In Stories

The Dufaux brothers, Charles and Frédéric set out to build a Gordon Bennett Cup-winning racing car in the Swiss town of Geneva. Circumstances beyond their control prevented them fulfilling their dreams.

Beyond the „usual suspects”, such as France, Great Britain, America and Belgium new countries signalled their intention to participate in the 1904 Gordon Bennett Cup, including Switzerland. “The entry of Switzerland has come somewhat as a surprise, and it has been taken for granted that the car to represent this little country would be a Martini. This, however, does not appear primarily to have been the reason for the entry, as an 8-cylinder 80-h.p. Dufaux racing car is being completed for the express purpose of taking part in this race. The driver will be Frederic Dufaux, and the vehicle is being constructed by MM. Piccard, Pictet and Co., of Geneva” (The Automotor Journal, 9 January, 1904)

The fact that Piccard&Pictet built the Dufaux cars resulted in some confusion. The Automotor Journal called the car Piccard-Pictet in June, 1904.

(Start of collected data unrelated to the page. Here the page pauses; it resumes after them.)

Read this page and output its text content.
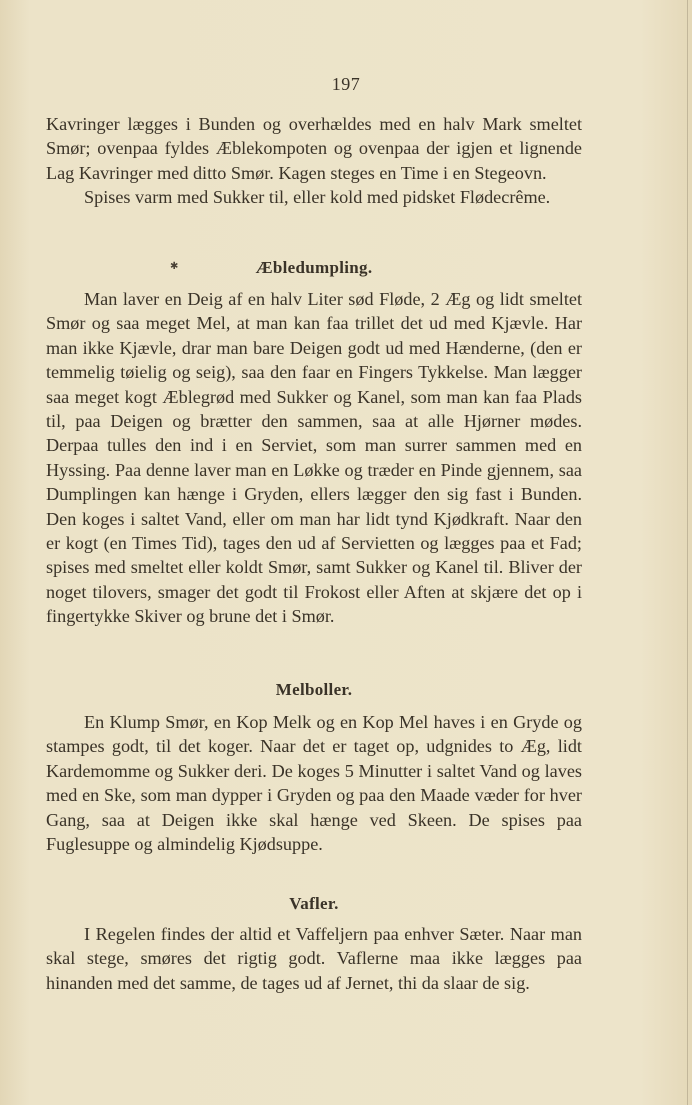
197

Kavringer lægges i Bunden og overhældes med en halv Mark smeltet Smør; ovenpaa fyldes Æblekompoten og ovenpaa der igjen et lignende Lag Kavringer med ditto Smør. Kagen steges en Time i en Stegeovn.

Spises varm med Sukker til, eller kold med pidsket Flødecrême.

✱	Æbledumpling.

Man laver en Deig af en halv Liter sød Fløde, 2 Æg og lidt smeltet Smør og saa meget Mel, at man kan faa trillet det ud med Kjævle. Har man ikke Kjævle, drar man bare Deigen godt ud med Hænderne, (den er temmelig tøielig og seig), saa den faar en Fingers Tykkelse. Man lægger saa meget kogt Æblegrød med Sukker og Kanel, som man kan faa Plads til, paa Deigen og brætter den sammen, saa at alle Hjørner mødes. Derpaa tulles den ind i en Serviet, som man surrer sammen med en Hyssing. Paa denne laver man en Løkke og træder en Pinde gjennem, saa Dumplingen kan hænge i Gryden, ellers lægger den sig fast i Bunden. Den koges i saltet Vand, eller om man har lidt tynd Kjødkraft. Naar den er kogt (en Times Tid), tages den ud af Servietten og lægges paa et Fad; spises med smeltet eller koldt Smør, samt Sukker og Kanel til. Bliver der noget tilovers, smager det godt til Frokost eller Aften at skjære det op i fingertykke Skiver og brune det i Smør.

Melboller.

En Klump Smør, en Kop Melk og en Kop Mel haves i en Gryde og stampes godt, til det koger. Naar det er taget op, udgnides to Æg, lidt Kardemomme og Sukker deri. De koges 5 Minutter i saltet Vand og laves med en Ske, som man dypper i Gryden og paa den Maade væder for hver Gang, saa at Deigen ikke skal hænge ved Skeen. De spises paa Fuglesuppe og almindelig Kjødsuppe.

Vafler.

I Regelen findes der altid et Vaffeljern paa enhver Sæter. Naar man skal stege, smøres det rigtig godt. Vaflerne maa ikke lægges paa hinanden med det samme, de tages ud af Jernet, thi da slaar de sig.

While the Dufaux brothers had drawn up plans for their forthcoming racer car, but they didn’t have the expertise or equipment to build anything. That is why So they farmed out the construction to Piccard-Pictet & Cie, a local industrial equipment manufacturer. This galvanized Lucien Pictet, who became interested in the automobile industry, and soon the company was producing the “Pic-Pic” cars – but that’s another story.

As for Dufaux, Charles Dufaux opted for a straight-eight engine, one of the first to be built as such, rather than as two four-cylinder engines joined together. The huge powerplant had 4 cast cylinder blocks with 2 cylinders each, a displacement of 12,756 cc and a maximum power of 90-hp @ 1200 rpm (originally 80 hp). Otherwise it was “normal” racing car stuff: a sturdy chassis, two small bucket seats, and a large round fuel tank. The drive was via a three-speed gearbox using two powerful chains on the rear wheels. Tires were a problem – as those had to be made in Switzerland. Luckily the local subsidiary of Michelin was able to help. Top speed was noted as 115 km/h.

The 8-cylinder engine

On 16 June, during the weighing-in for the Gordon Bennett Cup the car mysteriously was damaged. As foul play was suspected, an investigation committee was set-up. Ultimately the Dufaux failed to show up for the start.

The brothers before the race. Source: Automobil-Welt

Dufaux was more succesful at others races in 1904, including the Dourdain Kilometer-run where he finished second.

Frederic at the 1904 Dourdain race. Source: Gallica

In 1905 Charles Dufaux came up with a fantastic 4-cylinder engine with a capacity of 26.4-liters (!) and a max power of 150-hp. Dufaux signalled its intention to participated at the 1905 Gordon Bennett Cup again with three cars: the the 1904 racer, a 8-cylinder, 100-hp model and the 26.4-liter beast. This time, their entry was vetoed by the Swiss Automobile Club.

The Dufaux brothers got acquainted with Charles S Rolls. Their last car was built in 1907. The brothers went their separate ways afterwards. Charles died in Geneva in 1950. His brother died 12 years later.

Today there are two surviving Dufaux racing car: the 1904 Gordon Bennett racer was later bought by Zürich-based collector, Arthur Tognazzo, who sold it to the Schlumpf brothers. Today the car is at the Cite de l’Automobile Museum. The 100-hp racer from 1905 was donated to the Verkehrshaus (Traffic House) by Frederic in 1942, where it has been on display for decades.

The 1905 which today belongs to the Verkehrshaus museum in Luzern.

Frederic’s cousin, Henry and Armand Dufaux are much better known in the motoring world as their company supplied engines to early motorcycle and later aeroplane manufacturers and then went on to produce the Motosacoche motorcycles.